Having carefully considered the matter, and having listened with great care to the points made by the hon. Gentleman, which have been basically that there should have been an independent examination of Mr. Hendry, who must feel some degree of bitterness for the situation that has emerged, I nevertheless feel that NCL has demonstrated by its handling of the case from beginning to end—when Mr. Hendry got right to the top of the company and received a reply from the chairman himself—that it has behaved reasonably.

In addition, both the hon. Gentleman and, if he reads Hansard, Mr. Hendry must bear in mind that the company has to pay attention to the public interest. It is a matter of grave concern that it should not employ someone who may, because of the condition of his health, suffer an effect which could lead him in some way to mishandle a vehicle, for example, with consequences for the general public. That must be a matter of grave concern to the company and is something that it must take into account. I am sure that Mr. Hendry himself acknowledges that to be a correct attitude.

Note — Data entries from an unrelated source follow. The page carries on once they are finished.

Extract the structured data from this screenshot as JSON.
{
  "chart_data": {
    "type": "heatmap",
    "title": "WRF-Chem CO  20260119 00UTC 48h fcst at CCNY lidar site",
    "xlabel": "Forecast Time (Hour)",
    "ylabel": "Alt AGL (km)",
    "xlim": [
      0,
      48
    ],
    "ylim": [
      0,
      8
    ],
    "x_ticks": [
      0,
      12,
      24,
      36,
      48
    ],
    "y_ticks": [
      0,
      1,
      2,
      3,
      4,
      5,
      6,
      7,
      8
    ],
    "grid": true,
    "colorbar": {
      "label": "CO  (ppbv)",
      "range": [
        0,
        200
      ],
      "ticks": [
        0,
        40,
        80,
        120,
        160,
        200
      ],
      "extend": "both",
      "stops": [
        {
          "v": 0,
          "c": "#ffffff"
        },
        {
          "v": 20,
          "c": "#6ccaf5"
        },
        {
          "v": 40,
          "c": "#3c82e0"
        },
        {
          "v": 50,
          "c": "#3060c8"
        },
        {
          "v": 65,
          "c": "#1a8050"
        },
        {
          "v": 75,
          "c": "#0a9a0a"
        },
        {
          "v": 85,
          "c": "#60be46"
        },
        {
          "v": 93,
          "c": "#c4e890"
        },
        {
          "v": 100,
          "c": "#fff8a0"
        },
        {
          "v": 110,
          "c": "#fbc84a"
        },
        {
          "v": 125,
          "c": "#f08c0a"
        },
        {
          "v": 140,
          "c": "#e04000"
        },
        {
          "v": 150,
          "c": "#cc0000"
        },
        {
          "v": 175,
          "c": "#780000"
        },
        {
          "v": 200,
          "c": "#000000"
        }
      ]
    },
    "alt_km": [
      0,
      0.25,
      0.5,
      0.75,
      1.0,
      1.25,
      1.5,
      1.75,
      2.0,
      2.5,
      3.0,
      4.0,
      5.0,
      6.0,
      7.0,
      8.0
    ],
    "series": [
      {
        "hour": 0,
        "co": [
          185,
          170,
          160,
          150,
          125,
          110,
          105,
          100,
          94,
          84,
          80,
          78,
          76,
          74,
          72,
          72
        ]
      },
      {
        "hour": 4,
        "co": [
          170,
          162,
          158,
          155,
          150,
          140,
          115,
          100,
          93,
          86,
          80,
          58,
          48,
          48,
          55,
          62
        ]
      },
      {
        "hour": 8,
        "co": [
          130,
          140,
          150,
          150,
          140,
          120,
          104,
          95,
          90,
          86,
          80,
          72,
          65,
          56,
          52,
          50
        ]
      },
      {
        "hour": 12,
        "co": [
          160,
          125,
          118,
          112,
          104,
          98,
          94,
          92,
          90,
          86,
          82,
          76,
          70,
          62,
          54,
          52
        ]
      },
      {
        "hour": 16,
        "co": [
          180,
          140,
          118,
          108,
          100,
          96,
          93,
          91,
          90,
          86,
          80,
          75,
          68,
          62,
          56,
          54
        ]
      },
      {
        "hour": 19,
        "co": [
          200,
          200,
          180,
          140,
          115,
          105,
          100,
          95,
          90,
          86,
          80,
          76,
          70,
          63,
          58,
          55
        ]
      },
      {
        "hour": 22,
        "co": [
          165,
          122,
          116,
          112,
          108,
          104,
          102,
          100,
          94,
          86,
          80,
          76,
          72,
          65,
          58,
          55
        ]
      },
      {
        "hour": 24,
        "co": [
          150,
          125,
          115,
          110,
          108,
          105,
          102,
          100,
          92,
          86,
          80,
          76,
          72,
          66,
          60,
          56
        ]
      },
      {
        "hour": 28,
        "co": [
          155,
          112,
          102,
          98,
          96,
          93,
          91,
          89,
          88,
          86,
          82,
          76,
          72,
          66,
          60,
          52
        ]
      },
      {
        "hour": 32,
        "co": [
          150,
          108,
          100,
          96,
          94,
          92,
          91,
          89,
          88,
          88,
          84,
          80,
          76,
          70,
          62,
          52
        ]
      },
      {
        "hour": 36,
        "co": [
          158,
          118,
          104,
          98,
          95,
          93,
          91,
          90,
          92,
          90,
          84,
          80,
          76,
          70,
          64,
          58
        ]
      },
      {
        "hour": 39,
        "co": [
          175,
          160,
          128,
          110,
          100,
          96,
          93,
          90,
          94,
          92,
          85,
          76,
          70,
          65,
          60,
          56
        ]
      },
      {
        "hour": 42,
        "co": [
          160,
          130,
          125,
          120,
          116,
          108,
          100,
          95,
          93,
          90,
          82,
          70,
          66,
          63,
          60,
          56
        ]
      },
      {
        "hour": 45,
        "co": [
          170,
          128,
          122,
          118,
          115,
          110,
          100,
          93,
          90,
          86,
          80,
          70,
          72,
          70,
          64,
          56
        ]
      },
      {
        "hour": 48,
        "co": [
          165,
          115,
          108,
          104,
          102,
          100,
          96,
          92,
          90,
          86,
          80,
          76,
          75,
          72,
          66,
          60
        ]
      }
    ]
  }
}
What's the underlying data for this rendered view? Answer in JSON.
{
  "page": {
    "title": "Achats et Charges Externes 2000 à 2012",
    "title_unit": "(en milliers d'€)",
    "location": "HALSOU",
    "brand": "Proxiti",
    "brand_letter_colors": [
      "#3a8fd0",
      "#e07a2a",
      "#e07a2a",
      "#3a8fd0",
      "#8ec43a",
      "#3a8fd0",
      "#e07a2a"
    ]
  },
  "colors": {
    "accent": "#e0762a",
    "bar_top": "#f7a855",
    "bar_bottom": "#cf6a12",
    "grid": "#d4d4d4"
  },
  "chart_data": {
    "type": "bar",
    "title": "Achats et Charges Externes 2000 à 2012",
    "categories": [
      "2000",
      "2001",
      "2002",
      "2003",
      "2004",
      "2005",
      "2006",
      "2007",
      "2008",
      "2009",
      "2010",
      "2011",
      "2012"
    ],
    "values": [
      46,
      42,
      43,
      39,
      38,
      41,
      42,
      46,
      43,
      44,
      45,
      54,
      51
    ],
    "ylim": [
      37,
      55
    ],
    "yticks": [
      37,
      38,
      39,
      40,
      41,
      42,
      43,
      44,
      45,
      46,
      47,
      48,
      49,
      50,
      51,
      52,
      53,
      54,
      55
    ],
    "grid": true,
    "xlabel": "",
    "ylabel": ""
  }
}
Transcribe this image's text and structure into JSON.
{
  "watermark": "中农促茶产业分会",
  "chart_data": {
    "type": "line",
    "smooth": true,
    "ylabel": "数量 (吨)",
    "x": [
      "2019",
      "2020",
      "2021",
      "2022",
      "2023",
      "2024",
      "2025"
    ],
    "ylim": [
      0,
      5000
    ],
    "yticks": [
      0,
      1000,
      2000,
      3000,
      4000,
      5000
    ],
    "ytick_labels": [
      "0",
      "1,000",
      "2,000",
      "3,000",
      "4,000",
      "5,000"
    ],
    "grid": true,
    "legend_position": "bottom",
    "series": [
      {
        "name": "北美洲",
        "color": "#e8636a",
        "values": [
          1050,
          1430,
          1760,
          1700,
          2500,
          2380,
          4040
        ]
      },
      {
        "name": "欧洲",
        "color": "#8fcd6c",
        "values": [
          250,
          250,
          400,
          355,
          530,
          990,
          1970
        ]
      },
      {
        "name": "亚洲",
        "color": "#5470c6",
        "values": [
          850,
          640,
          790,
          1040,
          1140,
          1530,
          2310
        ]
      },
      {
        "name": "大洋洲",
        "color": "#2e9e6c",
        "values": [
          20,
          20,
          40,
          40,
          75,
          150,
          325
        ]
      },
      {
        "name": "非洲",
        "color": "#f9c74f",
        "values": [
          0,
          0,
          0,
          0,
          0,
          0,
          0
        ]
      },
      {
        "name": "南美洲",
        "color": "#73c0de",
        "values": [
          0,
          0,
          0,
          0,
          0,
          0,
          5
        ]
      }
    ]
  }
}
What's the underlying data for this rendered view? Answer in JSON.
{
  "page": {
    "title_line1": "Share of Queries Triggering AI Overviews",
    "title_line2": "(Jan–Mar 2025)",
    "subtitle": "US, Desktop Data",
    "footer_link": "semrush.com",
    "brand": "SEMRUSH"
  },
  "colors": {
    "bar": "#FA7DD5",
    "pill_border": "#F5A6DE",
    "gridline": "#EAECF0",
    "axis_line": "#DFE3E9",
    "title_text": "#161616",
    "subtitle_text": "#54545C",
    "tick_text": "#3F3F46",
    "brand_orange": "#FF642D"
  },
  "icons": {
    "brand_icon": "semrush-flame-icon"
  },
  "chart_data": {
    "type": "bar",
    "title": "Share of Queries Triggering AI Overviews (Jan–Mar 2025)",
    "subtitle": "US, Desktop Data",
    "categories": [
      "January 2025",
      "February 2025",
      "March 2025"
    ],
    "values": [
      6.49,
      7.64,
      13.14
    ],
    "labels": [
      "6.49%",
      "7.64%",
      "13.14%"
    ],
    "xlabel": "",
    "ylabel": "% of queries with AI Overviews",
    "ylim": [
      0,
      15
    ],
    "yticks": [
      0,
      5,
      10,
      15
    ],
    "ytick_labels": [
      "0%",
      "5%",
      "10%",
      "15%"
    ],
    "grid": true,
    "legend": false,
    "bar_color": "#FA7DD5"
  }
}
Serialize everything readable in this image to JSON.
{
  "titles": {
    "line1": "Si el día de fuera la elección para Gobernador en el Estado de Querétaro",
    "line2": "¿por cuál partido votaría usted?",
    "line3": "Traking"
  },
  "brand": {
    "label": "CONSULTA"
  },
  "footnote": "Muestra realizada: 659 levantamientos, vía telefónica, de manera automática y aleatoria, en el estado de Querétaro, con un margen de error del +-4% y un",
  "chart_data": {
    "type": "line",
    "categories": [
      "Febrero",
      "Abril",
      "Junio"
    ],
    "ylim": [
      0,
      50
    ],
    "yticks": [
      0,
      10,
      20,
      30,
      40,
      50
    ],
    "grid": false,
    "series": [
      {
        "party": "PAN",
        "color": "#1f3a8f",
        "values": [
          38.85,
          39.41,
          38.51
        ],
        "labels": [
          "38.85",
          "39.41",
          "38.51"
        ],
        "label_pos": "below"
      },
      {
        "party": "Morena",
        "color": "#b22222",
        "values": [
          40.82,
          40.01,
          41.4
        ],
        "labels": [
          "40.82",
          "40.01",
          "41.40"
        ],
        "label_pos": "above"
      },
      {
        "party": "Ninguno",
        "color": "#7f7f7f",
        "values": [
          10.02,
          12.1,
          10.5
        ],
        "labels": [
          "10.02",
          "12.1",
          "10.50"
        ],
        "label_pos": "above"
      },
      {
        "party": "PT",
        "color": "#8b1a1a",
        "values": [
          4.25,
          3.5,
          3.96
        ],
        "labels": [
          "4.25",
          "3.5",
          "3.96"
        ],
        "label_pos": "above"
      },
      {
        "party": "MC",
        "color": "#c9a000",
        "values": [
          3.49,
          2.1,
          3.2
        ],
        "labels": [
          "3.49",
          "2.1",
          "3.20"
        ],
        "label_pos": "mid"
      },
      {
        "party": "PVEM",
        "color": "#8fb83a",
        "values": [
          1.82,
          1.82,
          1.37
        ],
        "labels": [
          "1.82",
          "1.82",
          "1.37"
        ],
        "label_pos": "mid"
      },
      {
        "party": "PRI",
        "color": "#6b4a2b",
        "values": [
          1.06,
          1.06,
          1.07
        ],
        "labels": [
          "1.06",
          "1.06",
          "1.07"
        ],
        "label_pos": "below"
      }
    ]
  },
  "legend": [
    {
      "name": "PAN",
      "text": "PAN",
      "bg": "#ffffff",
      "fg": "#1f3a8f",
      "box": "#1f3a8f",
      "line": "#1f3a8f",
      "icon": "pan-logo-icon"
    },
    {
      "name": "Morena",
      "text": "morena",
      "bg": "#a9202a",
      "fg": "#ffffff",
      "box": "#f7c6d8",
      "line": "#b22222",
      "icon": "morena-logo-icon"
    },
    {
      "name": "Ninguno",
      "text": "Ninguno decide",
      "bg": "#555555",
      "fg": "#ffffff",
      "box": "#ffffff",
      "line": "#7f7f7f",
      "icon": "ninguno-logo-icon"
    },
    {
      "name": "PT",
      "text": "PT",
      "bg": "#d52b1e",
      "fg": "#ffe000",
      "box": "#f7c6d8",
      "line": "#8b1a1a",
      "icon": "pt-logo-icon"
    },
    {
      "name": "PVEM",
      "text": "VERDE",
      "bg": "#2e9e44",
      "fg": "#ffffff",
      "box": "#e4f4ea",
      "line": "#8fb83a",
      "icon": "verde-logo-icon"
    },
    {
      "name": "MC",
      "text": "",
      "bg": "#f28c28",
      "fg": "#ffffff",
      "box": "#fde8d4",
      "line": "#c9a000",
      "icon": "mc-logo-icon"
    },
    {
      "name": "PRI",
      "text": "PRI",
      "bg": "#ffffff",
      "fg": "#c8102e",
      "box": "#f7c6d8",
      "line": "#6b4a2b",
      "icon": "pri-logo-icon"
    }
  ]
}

Mr. Hendry behaved properly in the three years that he was employed by the company, and it is unfortunate that he has suffered this problem at the age he has. It is also unfortunate that the company was unable to offer him alternative employment at that time. It was not the case, although I understand that Mr. Hendry may feel it to be, that the company was wishing to secure grounds for his dismissal.

What I have said demonstrates that the company did all it could to keep Mr. Hendry on, but there was no suitable alternative employment available at that time or for the few months following. It was his choice, after a period of nine months or so, to seek to end his relationship with the company and take the course he did. NCL has looked carefully at the case. It has twice asked its company doctor to look at it. It has taken a view of Dr. Kenmure's independent evidence. It has made its decision in full knowledge of the facts.

Mr. Henderson

Dr. Kenmure was specific that there was no reason why Mr. Hendry should not go back to being a van driver with the company. If there is doubt in the company's mind about Dr. Kenmure's view, would it not be possible for it to arrange for him to examine Mr. Hendry and to say that it will be bound, as Mr. Hendry would be, by Dr. Kenmure's opinion now?

Mr. Horam

If the facts that I have are correct, Dr. Kenmure basically said that Mr. Hendry had a mild ischaemic heart disease and was likely to be barred from driving a heavy goods vehicle, for example, and presumably, therefore, it was at the discretion of his employer to consider whether he should be driving a van. That is the ground on which Dr. Kenmure rests, and it does not seem to me that there is a fundamental difference between the medical facts as diagnosed by the company doctor—

The Question having been proposed after Ten o'clock on Wednesday evening and the debate having continued for half an hour, Mr. DEPUTY SPEAKER adjourned the House without Question put, pursuant to the Standing Order.

Adjourned at five minutes to One o'clock.